August 19, 2021

SEC Rejects NYSE’s Proposal to Shed Responsibility for Proxy Distribution Fee Schedule

Lynn blogged a few months ago that the NYSE wanted FINRA to start taking the lead in setting the fee schedule that brokers use to get reimbursed for proxy distribution costs. The problem was, FINRA didn’t want the responsibility either, and nobody besides the NYSE was very enthused about a change.

Yesterday, the SEC issued this order to disapprove the proposed rule change. The order basically says the NYSE is doing too good of a job here, and it bears the burden of showing that a change to the status quo would still allow issuers’ interests to be continued to be fairly considered. Here’s an excerpt:

The Commission is not foreclosing the possibility that issuers’ interests could be adequately considered in a reimbursement rate-setting process that the Exchange does not lead; however, in the Notice and in its response to the Order Instituting Proceedings, the Exchange did not provide sufficient information in the record on this point. In particular, while the Exchange acknowledges that the impact of eliminating the reimbursement rate schedule from its rules would be that FINRA becomes the de facto lead SRO for rate setting, the Exchange does not articulate or provide any information to suggest how FINRA, notwithstanding its lack of regulatory relationships with issuers, could potentially consider issuers’ interests if FINRA were to become the industry standard-bearer. Nor does the Exchange identify any other existing mechanism through which the interests of issuers could be adequately considered if proposed updates to the rates were to be developed under a FINRA-led regime.

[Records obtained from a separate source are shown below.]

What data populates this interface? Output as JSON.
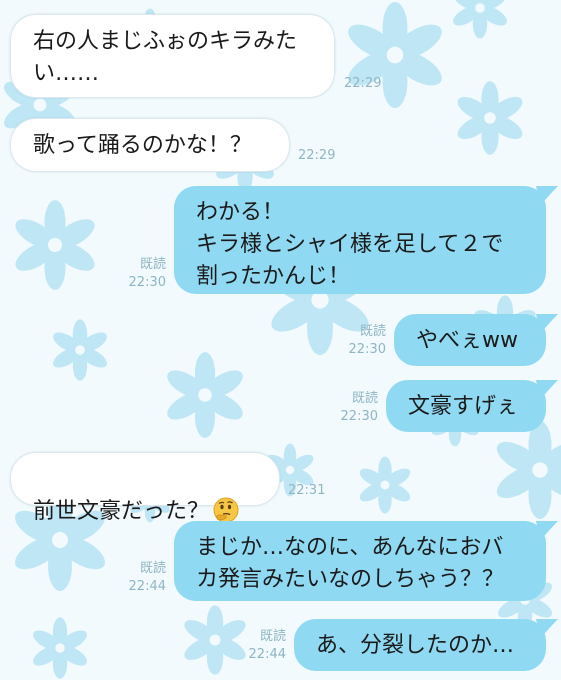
{
  "chat": {
    "messages": [
      {
        "side": "in",
        "text": "右の人まじふぉのキラみたい……",
        "time": "22:29"
      },
      {
        "side": "in",
        "text": "歌って踊るのかな！？",
        "time": "22:29"
      },
      {
        "side": "out",
        "text": "わかる！\nキラ様とシャイ様を足して２で割ったかんじ！",
        "read": "既読",
        "time": "22:30"
      },
      {
        "side": "out",
        "text": "やべぇww",
        "read": "既読",
        "time": "22:30"
      },
      {
        "side": "out",
        "text": "文豪すげぇ",
        "read": "既読",
        "time": "22:30"
      },
      {
        "side": "in",
        "text": "前世文豪だった？",
        "emoji": "thinking-face-emoji",
        "time": "22:31"
      },
      {
        "side": "out",
        "text": "まじか…なのに、あんなにおバカ発言みたいなのしちゃう？？",
        "read": "既読",
        "time": "22:44"
      },
      {
        "side": "out",
        "text": "あ、分裂したのか…",
        "read": "既読",
        "time": "22:44"
      }
    ]
  },
  "colors": {
    "outgoing_bubble": "#8fd9f2",
    "incoming_bubble": "#ffffff",
    "background": "#f2fafd",
    "background_flowers": "#bfe6f5",
    "meta_text": "#8fb6c4"
  }
}
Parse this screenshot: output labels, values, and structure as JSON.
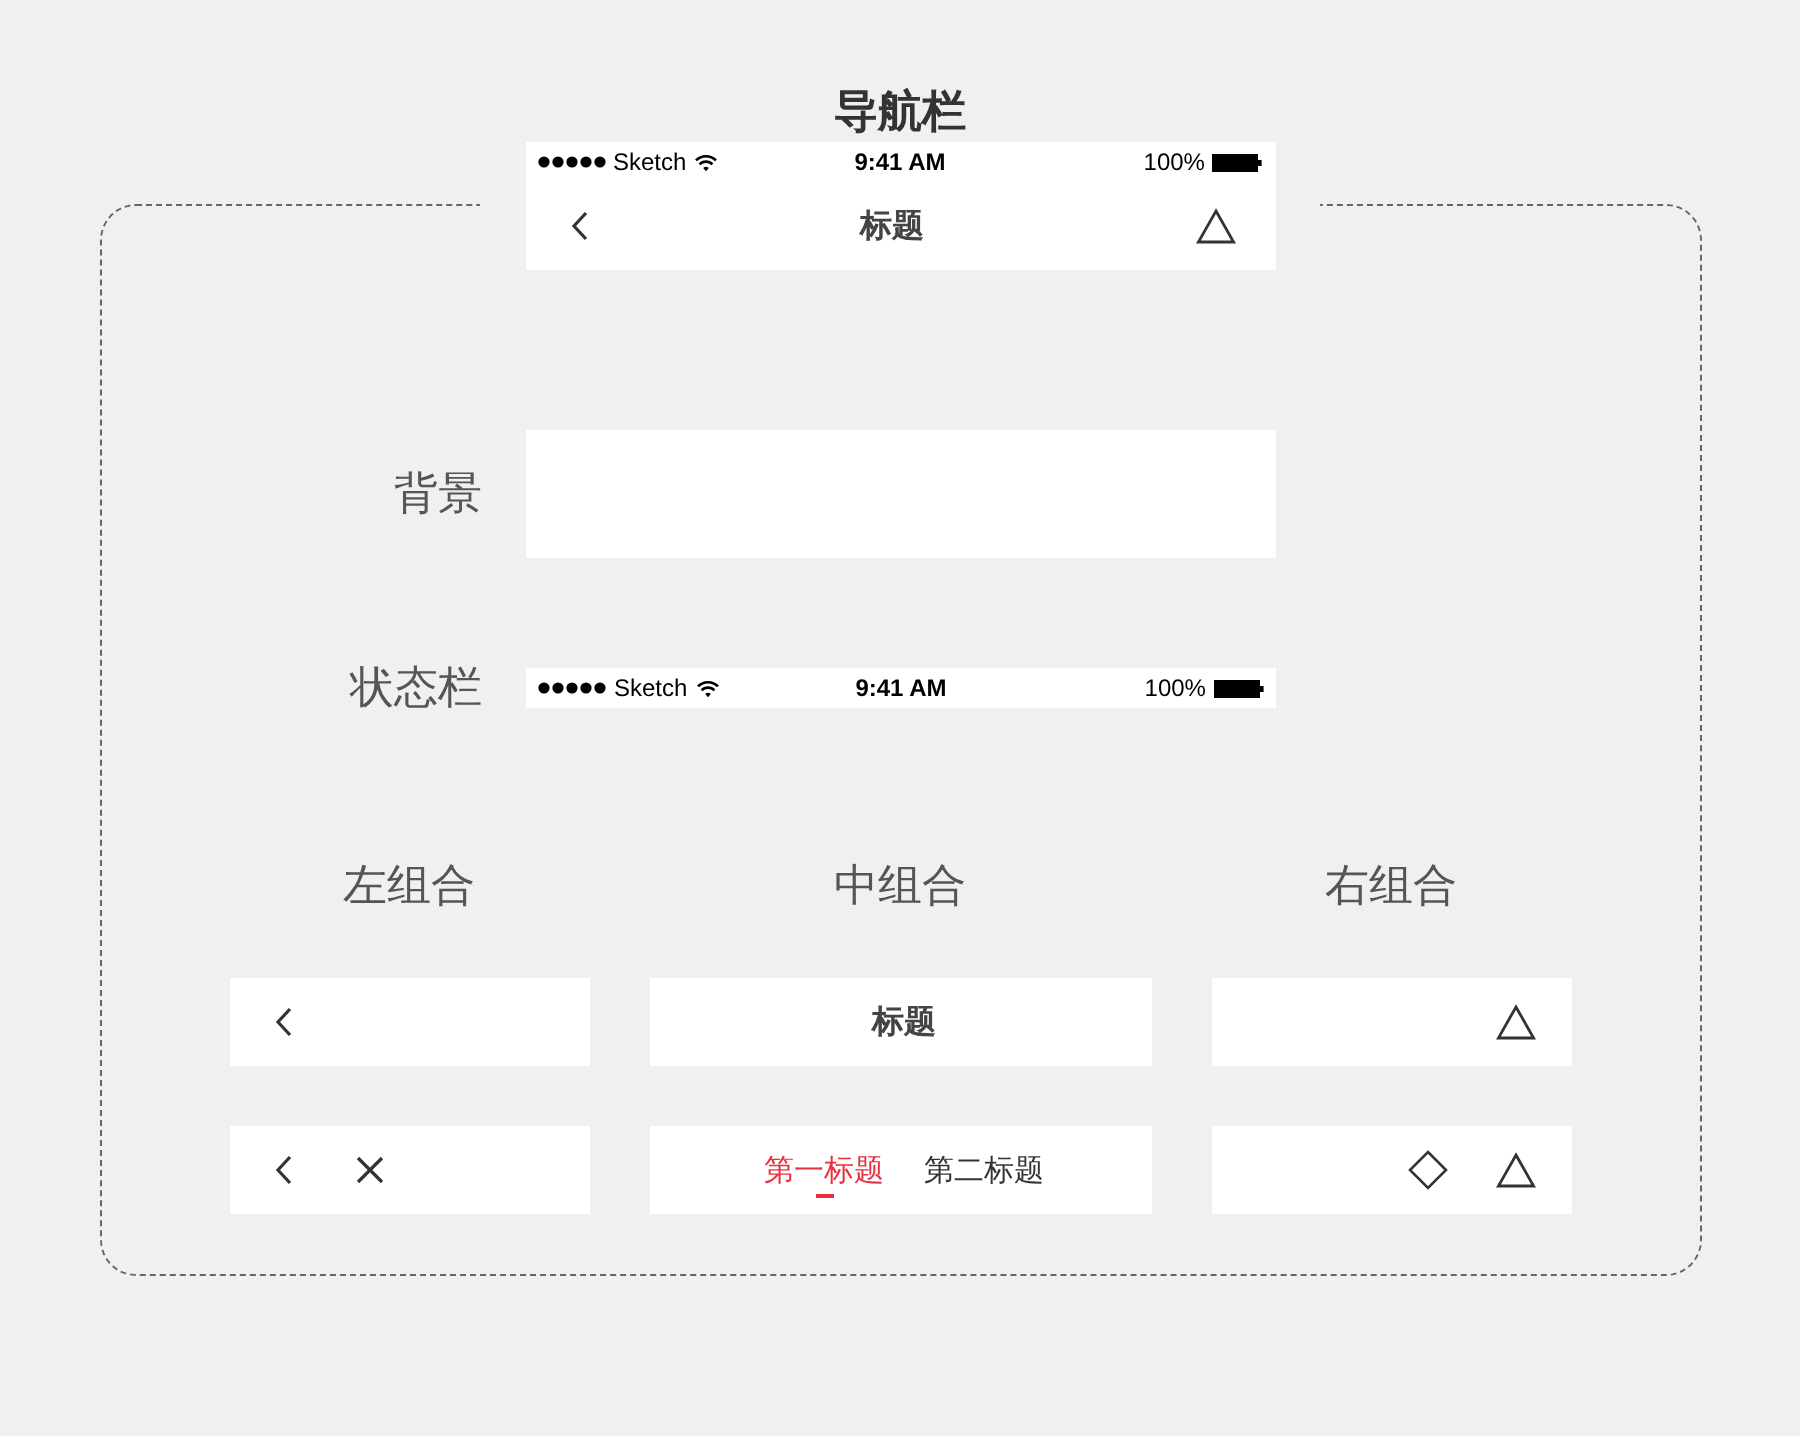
{
  "title": "导航栏",
  "preview": {
    "status_bar": {
      "carrier": "Sketch",
      "time": "9:41 AM",
      "battery": "100%"
    },
    "nav_title": "标题"
  },
  "rows": [
    {
      "label": "背景",
      "kind": "background"
    },
    {
      "label": "状态栏",
      "kind": "status_bar",
      "status_bar": {
        "carrier": "Sketch",
        "time": "9:41 AM",
        "battery": "100%"
      }
    }
  ],
  "groups": [
    {
      "heading": "左组合",
      "kind": "left",
      "bars": [
        {
          "items": [
            {
              "kind": "back"
            }
          ]
        },
        {
          "items": [
            {
              "kind": "back"
            },
            {
              "kind": "close"
            }
          ]
        }
      ]
    },
    {
      "heading": "中组合",
      "kind": "center",
      "bars": [
        {
          "items": [
            {
              "kind": "title",
              "text": "标题"
            }
          ]
        },
        {
          "items": [
            {
              "kind": "tab",
              "text": "第一标题",
              "selected": true
            },
            {
              "kind": "tab",
              "text": "第二标题",
              "selected": false
            }
          ]
        }
      ]
    },
    {
      "heading": "右组合",
      "kind": "right",
      "bars": [
        {
          "items": [
            {
              "kind": "triangle"
            }
          ]
        },
        {
          "items": [
            {
              "kind": "diamond"
            },
            {
              "kind": "triangle"
            }
          ]
        }
      ]
    }
  ]
}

Approval of NYSE’s proposed elimination of its rate schedule therefore would do more than simply conform NYSE’s rules to those of other exchanges; it would result in NYSE’s relinquishment of an important market-wide regulatory function that it currently performs, and without there being evidence in the record of this filing of an available and equally viable alternative for that function.

Earlier this week, I wrote on our Proxy Season Blog about a different NYSE rule relating to proxy distribution costs that the SEC did approve, which may give some relief to companies that saw those costs skyrocket last year.